We are now persuaded that the courts adopting the Zubulake standard are moving discovery, in all contexts, in the proper direction. Zubulake presents the most practical framework for allocating all costs in discovery, including document production and searching for, retrieving and producing ESI. As noted, Zubulake requires, consistent with the Federal Rules of Civil Procedure, the producing party to bear the initial cost of searching for, retrieving and producing discovery, but permits the shifting of costs between the parties.

(Emphasis added). The Court went on to list the seven cost shifting factors of Zubulake (see 217 F.R.D. at 322) and cautioned that motion courts “should not follow these factors as a checklist, but rather, should use them as a guide to the exercise of their discretion in determining whether or not the request constitutes an undue burden or expense on the responding party.” The Court called GreenPoint’s motion for a protective order “premature” and found that, given the undeveloped evidence in the record concerning ESI in the underlying litigation, there was “no occasion … for us to opine on the propriety of shifting costs in this matter.” The Court remanded to the trial court with a direction to GreenPoint to bear its own discovery costs, subject to reallocation on a proper showing.
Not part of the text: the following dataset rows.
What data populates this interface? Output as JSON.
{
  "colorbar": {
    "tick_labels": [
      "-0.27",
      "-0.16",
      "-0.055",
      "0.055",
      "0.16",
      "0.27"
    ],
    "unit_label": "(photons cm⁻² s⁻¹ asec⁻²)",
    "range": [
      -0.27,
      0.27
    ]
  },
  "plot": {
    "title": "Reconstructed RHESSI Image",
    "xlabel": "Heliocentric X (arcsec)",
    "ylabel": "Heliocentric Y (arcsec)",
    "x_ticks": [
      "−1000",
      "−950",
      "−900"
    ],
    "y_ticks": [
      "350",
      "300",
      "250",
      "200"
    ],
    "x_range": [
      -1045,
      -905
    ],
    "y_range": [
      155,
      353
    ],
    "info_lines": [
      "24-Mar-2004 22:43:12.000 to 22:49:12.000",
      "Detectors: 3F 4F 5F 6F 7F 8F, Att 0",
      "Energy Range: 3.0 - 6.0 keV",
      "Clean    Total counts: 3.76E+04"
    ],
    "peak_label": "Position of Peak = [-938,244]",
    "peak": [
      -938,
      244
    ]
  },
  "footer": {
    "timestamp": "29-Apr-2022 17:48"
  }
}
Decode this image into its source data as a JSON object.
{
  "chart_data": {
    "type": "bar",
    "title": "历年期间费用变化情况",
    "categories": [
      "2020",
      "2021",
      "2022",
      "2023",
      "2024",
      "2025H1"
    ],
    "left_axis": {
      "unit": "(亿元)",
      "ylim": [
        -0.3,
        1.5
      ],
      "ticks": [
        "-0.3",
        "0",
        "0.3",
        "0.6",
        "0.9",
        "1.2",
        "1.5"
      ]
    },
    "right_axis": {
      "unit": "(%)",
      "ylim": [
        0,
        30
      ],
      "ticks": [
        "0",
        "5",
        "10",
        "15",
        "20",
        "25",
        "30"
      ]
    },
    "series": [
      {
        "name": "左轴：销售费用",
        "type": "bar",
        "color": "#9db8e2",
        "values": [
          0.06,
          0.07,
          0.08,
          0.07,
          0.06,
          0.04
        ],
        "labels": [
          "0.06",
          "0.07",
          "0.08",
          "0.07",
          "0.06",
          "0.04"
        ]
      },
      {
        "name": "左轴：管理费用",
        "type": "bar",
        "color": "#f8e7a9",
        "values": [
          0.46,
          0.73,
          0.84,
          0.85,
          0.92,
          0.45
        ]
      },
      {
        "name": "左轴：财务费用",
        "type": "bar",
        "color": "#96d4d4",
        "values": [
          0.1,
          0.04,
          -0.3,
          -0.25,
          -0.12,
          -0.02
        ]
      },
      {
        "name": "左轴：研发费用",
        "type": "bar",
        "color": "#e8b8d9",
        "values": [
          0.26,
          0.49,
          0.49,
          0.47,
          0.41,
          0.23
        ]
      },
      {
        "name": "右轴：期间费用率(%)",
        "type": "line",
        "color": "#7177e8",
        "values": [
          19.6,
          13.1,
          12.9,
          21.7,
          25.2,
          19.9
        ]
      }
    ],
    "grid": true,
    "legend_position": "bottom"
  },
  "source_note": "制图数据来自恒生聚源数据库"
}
Notably, the appellate court’s decision rejected GreenPoint’s citation of the purported “merits” of the “requestor pays” rule, i.e., encouraging parties to self-regulate the scope of their discovery demands and discouraging parties from placing unnecessary and oppressive costs on an opponent. In doing so, the Court cited the strong public policy of resolving disputes on their merits through fair and fulsome discovery and the risk that litigants (particularly individuals) may be deterred from bringing meritorious claims due to the high costs of discovery. Finally, the Court cited the long-standing rule in New York providing that a prevailing litigant may be able to tax expenses incurred in connection with certain disclosure as “disbursements.”

GreenPoint may prove a welcome decision to the New York practitioner, if only in the certainty it provides. Its mandate enables a practitioner to clearly advise her client as to which litigant, in the first instance, is responsible for the costs of e-discovery: the producing party is initially to incur the cost of searching for, retrieving and producing both electronically stored information and physical documents that have been requested as part of the discovery process. Until GreenPoint, New York case law had been unclear on — and oftentimes in direct conflict with — this principle.